Index every configuration in a regular array of cells defined over
configuration space, and accept every new configuration reached during
the search only if it falls in a cell that has not been visited yet.
Stop when the cell containing the goal configuration is attained.
This algorithm is asymptotically complete and optimal. That is, if
there exists a path, the planner will find one and this path will be
optimal if the resolution of the indexing array is fine enough.

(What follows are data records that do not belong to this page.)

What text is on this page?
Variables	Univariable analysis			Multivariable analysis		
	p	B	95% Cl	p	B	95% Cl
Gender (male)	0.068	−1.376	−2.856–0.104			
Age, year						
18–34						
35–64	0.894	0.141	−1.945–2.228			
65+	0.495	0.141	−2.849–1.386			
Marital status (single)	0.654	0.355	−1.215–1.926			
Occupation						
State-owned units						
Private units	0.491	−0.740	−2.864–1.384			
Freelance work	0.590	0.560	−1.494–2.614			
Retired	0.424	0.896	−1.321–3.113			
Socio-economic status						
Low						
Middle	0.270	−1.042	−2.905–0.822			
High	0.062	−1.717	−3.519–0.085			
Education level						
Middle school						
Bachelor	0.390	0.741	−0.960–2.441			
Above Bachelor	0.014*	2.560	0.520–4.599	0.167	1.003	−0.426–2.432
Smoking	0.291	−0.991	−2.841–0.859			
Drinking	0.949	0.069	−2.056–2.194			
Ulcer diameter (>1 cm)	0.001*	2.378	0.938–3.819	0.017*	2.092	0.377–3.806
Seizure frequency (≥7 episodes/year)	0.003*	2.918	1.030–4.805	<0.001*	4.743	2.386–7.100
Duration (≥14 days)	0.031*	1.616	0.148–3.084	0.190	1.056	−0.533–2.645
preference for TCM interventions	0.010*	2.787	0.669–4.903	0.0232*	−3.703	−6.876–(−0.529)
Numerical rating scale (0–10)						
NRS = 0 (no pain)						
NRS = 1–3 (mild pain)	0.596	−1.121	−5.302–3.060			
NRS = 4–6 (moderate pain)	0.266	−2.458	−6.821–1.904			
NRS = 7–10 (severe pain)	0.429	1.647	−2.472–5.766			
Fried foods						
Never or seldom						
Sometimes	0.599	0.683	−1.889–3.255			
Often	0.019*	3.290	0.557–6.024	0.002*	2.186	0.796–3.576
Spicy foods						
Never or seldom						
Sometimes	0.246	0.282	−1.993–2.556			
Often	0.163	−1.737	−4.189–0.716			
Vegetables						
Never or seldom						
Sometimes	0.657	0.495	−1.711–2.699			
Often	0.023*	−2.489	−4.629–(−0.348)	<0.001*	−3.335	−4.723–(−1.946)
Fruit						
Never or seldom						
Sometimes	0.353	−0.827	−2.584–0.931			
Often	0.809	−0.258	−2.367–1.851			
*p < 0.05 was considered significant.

Extendable to tractor-trailer, but then the indexing array
is 4-dimensional.
- First generate a non-feasible collision-free path, by ignoring
the kinematic constraints. Next transform that path into a feasible
one, by decomposing the original path into segments small enough that
they can be replaced by feasible paths that are collision-free.
Finally, optimize the resulting path.
Typical path substitution: Reeds and Shepp curves.
Open Questions
Complexity of path planning for a non-controllable robot,
e.g., a car-like robot that can only go forward.